Don't think what? We are not mind readers?

The 10 minutes is irrelevant for reasons already explained.

On the first crossing, the intersection will be on one side of center river line. On the inverse or back crossing.....that intersection will be on opposite side of centerline. And equal distant from centerline.

What is the basis for claiming that the first intersection point and the second intersection point are equidistant from the center line?

Again, going back to you and I crossing the country, if the first time we cross is 1000 miles east of the center of the country, why would the second time we cross have to be 1000 miles went of the center?

You are using "problem solving by happening" -- you keep throwing out different random things with no basis for key parts, hoping that at some point you will randomly generate a solution that happens to yield the correct answer.

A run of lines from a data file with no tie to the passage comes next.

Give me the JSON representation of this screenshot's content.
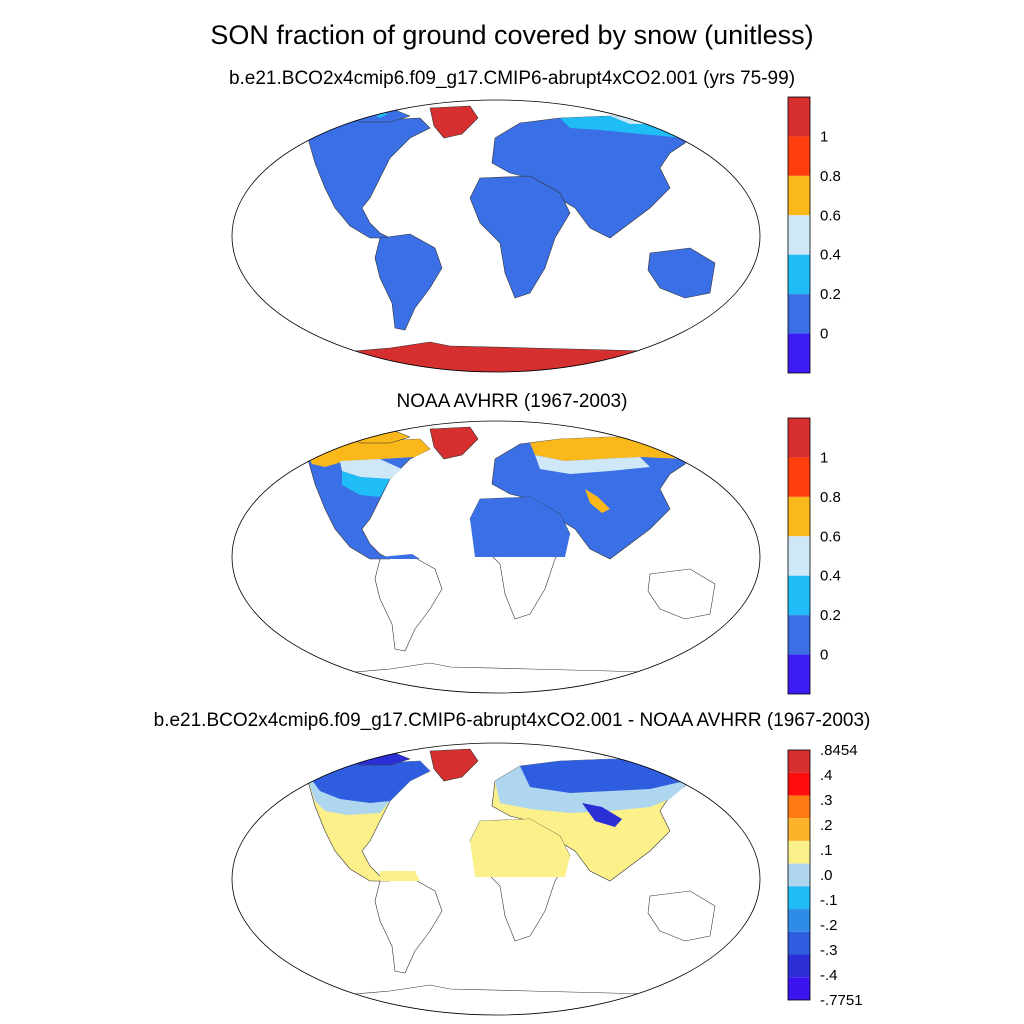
{
  "title": "SON fraction of ground covered by snow (unitless)",
  "panels": [
    {
      "subtitle": "b.e21.BCO2x4cmip6.f09_g17.CMIP6-abrupt4xCO2.001 (yrs 75-99)",
      "colorbar": {
        "labels": [
          "1",
          "0.8",
          "0.6",
          "0.4",
          "0.2",
          "0"
        ],
        "colors": [
          "#d62f2f",
          "#ff3d0d",
          "#fbb81b",
          "#cfe8f7",
          "#1fbcf5",
          "#3a6fe6",
          "#3b1cf2"
        ]
      }
    },
    {
      "subtitle": "NOAA AVHRR (1967-2003)",
      "colorbar": {
        "labels": [
          "1",
          "0.8",
          "0.6",
          "0.4",
          "0.2",
          "0"
        ],
        "colors": [
          "#d62f2f",
          "#ff3d0d",
          "#fbb81b",
          "#cfe8f7",
          "#1fbcf5",
          "#3a6fe6",
          "#3b1cf2"
        ]
      }
    },
    {
      "subtitle": "b.e21.BCO2x4cmip6.f09_g17.CMIP6-abrupt4xCO2.001 - NOAA AVHRR (1967-2003)",
      "colorbar": {
        "labels": [
          ".8454",
          ".4",
          ".3",
          ".2",
          ".1",
          ".0",
          "-.1",
          "-.2",
          "-.3",
          "-.4",
          "-.7751"
        ],
        "colors": [
          "#d62f2f",
          "#ff0d0d",
          "#ff7a12",
          "#fdb22b",
          "#fbf08a",
          "#aed6ee",
          "#1fbcf5",
          "#2f8be8",
          "#2f5de0",
          "#2d2fd6",
          "#3b14f0"
        ]
      }
    }
  ]
}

How about this -- draw a graph showing the distance of each boat from the first bank as a function of time. Pick a width for the river and speeds for the two boats of whatever you want. Then start playing with those parameters until you satisfy the two crossing constraints. You will see that two things will have to happen -- the ratio of the two boats will have to be 13/9 and the width of the river has to be 1,760 meters.


Let's see if we can walk you through this step by step to see if you are able to at least recognize that the claimed solution really is a solution.

We have a river that is 1,760 meters across. Let's say that we have the left bank (Bank A) and the right bank (Bank B).

Both boats leave their respective banks at 12:00 noon.

Boat A travels at 104 meters/minute and Boat B travels at 72 meters/minute.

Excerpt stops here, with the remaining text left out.